Again on Tuesday, the harvest started at Château La Commanderie de Mazeyres in Pomerol. The label and back label created by our distribution partner (Cordier) for this wine is, I think, totally in phase with the wines produced by this beautiful property of 10 ha located in the city of Libourne (a bit like Château Quinault or Château Pape Clément).
Saturday 29, Murielle and I are invited to one of the Rugby World Cup matches taking place in Bordeaux: Australia-Canada. It will be the first time that I will attend a match live in a stadium. When Murielle was younger, she played in a women’s rugby team.
Thursday 27 evening, I will attend a dinner organized at Clément Pichon around the theme “entrepreneur of the year”, which usually concerns Mr. Clément Fayat.
Murielle will be attending the inaugural of the new cellar at Marojallia which is becoming a superb place where luxurious rooms (330 euros per night) surround the cellar and the reception rooms. All of this with the vineyards in front and next to prestigious classified growths, including Château Margaux. In Saturday, September 15’s issue of the Figaro, an article signed by Bernard Burtschy on the “Foires aux Vins” (wine sales), there was a good comment on Virginie de Valandraud 2004: “the second wine from the garage wine Valandraud, a Saint Emilion worth some of the first growths sold in Leclerc”.

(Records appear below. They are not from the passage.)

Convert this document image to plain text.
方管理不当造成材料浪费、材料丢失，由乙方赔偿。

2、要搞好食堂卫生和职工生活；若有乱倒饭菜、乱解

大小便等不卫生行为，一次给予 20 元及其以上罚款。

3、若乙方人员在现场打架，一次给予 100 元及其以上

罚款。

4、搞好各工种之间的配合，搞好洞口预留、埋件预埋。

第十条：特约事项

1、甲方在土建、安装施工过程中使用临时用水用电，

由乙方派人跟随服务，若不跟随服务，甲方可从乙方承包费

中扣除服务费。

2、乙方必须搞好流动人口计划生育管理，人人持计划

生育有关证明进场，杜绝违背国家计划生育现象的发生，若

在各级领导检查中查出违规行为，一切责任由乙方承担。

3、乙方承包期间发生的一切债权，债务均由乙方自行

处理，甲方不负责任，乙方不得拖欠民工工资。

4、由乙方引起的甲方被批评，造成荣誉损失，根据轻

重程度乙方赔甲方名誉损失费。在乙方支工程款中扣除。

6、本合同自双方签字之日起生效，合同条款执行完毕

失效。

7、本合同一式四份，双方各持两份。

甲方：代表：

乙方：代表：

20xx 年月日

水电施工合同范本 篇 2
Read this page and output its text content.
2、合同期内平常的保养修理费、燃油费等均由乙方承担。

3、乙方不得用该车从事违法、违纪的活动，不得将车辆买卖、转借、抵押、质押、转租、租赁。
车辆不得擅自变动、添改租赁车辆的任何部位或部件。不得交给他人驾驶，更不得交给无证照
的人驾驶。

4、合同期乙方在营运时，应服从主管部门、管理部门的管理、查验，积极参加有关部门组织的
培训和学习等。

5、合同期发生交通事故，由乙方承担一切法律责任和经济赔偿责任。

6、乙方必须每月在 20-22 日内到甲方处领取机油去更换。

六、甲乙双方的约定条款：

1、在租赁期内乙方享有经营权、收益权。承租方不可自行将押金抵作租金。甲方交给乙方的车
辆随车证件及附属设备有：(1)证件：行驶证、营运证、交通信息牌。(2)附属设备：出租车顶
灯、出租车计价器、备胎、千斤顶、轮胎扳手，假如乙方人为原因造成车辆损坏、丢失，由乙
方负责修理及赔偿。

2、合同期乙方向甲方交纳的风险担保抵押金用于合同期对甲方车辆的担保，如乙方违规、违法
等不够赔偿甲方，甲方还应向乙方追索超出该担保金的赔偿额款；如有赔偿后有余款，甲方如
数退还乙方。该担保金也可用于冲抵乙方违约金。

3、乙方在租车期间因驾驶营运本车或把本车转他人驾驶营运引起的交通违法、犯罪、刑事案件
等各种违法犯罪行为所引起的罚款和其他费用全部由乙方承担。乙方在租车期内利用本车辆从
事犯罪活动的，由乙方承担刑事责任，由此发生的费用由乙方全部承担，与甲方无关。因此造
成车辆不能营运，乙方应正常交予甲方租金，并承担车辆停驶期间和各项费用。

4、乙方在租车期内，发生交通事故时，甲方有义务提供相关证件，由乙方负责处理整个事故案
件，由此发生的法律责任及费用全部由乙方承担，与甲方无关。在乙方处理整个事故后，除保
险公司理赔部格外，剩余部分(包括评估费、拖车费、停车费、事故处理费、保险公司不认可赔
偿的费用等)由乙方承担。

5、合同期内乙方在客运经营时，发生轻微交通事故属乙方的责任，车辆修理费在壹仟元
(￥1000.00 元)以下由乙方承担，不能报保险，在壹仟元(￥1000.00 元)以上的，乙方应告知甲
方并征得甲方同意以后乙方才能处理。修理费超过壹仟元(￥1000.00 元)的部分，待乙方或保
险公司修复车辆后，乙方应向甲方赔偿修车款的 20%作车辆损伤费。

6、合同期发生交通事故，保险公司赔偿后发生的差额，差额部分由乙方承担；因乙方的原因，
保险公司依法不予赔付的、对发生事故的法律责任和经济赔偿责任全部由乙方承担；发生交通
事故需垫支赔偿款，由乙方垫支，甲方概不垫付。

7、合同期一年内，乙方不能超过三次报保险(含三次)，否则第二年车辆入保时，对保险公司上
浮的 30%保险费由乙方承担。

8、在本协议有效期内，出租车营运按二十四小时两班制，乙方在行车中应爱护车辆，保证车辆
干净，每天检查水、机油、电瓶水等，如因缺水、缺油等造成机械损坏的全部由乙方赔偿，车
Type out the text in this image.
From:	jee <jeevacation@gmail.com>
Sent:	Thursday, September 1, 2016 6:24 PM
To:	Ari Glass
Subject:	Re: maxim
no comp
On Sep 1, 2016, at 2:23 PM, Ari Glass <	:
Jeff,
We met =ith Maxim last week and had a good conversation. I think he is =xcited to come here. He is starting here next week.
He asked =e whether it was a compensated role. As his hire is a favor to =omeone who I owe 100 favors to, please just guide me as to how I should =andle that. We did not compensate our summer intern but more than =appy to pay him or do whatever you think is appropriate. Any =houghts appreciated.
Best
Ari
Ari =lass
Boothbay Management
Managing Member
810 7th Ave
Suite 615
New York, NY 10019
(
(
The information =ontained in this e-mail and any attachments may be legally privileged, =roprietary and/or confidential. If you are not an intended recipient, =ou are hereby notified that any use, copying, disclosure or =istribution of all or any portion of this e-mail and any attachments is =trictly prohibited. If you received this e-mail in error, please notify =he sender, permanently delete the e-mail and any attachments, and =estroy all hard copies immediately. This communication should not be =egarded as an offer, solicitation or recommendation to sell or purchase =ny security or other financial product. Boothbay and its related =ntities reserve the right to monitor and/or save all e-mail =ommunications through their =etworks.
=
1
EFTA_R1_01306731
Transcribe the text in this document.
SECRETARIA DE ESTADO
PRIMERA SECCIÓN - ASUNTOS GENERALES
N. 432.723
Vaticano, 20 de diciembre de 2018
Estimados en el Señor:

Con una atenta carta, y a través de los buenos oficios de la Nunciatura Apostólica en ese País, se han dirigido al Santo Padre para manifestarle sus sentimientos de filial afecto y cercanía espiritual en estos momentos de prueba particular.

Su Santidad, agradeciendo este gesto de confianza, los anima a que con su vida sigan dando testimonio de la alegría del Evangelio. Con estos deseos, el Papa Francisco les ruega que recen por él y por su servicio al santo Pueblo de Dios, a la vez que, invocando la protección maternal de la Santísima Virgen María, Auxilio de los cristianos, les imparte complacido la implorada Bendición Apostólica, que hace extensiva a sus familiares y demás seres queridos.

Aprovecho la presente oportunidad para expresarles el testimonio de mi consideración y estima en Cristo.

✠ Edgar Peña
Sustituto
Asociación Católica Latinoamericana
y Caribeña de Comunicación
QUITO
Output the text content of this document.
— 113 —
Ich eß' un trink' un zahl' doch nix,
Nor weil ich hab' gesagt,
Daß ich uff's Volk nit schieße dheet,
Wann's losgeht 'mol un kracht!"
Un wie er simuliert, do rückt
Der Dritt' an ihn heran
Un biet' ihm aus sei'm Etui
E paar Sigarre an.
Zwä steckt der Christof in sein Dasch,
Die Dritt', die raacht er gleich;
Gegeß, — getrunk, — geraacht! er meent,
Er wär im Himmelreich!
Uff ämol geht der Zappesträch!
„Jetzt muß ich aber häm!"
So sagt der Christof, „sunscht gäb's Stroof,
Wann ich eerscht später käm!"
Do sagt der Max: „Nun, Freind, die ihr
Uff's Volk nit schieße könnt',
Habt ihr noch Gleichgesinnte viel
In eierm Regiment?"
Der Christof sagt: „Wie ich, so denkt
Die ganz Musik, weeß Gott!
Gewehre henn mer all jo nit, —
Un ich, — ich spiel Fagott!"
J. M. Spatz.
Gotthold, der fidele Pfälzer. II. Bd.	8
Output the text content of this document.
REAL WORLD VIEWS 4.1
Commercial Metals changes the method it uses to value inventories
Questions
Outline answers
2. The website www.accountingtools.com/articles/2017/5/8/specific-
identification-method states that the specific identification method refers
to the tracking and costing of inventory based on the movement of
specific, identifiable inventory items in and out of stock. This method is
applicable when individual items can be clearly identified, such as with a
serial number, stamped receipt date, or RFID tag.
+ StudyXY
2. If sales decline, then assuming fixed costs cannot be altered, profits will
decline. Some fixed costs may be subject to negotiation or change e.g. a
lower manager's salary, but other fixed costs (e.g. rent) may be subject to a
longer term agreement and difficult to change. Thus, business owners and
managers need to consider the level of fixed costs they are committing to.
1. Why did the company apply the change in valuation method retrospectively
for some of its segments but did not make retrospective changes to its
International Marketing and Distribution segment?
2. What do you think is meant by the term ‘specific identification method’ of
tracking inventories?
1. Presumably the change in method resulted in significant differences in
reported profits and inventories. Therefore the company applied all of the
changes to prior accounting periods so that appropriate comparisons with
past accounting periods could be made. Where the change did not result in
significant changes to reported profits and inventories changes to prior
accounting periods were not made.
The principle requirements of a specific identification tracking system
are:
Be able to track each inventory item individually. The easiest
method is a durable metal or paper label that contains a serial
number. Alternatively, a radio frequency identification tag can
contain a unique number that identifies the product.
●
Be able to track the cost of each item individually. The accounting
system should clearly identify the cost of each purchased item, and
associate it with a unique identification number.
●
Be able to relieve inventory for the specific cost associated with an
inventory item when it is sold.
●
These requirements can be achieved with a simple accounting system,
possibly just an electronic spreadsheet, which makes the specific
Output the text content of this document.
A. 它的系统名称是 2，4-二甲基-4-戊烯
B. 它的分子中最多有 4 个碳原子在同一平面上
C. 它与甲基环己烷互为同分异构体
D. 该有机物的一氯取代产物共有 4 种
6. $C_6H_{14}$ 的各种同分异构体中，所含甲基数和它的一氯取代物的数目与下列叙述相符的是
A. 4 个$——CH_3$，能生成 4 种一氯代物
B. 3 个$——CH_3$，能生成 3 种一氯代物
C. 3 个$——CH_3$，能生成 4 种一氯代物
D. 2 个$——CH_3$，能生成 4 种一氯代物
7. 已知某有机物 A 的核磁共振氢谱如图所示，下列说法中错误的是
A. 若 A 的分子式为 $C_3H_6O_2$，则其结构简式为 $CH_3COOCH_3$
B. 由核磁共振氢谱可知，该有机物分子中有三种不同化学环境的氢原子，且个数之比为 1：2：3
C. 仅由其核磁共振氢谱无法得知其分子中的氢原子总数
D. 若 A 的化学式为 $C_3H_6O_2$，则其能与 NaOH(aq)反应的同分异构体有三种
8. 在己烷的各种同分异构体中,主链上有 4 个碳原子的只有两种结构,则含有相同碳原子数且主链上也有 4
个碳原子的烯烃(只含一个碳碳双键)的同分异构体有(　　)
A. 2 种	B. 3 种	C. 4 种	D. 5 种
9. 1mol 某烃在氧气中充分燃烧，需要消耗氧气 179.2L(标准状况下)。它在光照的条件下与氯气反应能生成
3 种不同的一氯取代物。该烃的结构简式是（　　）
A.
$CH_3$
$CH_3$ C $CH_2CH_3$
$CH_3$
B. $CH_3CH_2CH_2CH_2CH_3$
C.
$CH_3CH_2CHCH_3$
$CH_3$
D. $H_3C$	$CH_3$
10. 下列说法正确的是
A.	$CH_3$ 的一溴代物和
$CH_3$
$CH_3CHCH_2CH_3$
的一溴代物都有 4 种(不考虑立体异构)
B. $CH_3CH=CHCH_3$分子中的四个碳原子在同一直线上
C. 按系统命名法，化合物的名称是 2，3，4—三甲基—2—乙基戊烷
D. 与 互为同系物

To end these notes, while reading the supplement of Geo about wines of the world, I learned that I am an oenologist and that Parker gave Valandraud 100 points!
I note: “We now go to Clive Torr leader of the “Garagists”. This term was created in 1992, when Jean-Luc Thunevin, a French oenologist, produced “Château Valandraud” in his garage, with grapes from saint Emilion. Tasted blind by Robert Parker, it received the maximum note of 100!”
On the wholesale side, 13,002 bottles of Closerie de Mazeyres 2006 were sold exclusively by an important brokerage firm to one of our very important colleagues negociant in Bordeaux and faithful customer of the Vignobles Clément Fayat. They will distribute this wine in traditional networks, in other words any networks outside of supermarkets (wines stores, restaurants, consumers…)
We are still not harvesting. We will maybe start around September 27/28, La Dominique is going on slowly, Fronsac is waiting, as well as Margaux and our Bordeaux. In the Roussillon, Jean-Roger, Marie and our employees are busy. Dominio de Pingus of my friend Peter Sisseck is also waiting, it is amazing to have the same reflexes in certain vintages in Ribera del Duero and Bordeaux. The altitude of Ribera is a possible explanation.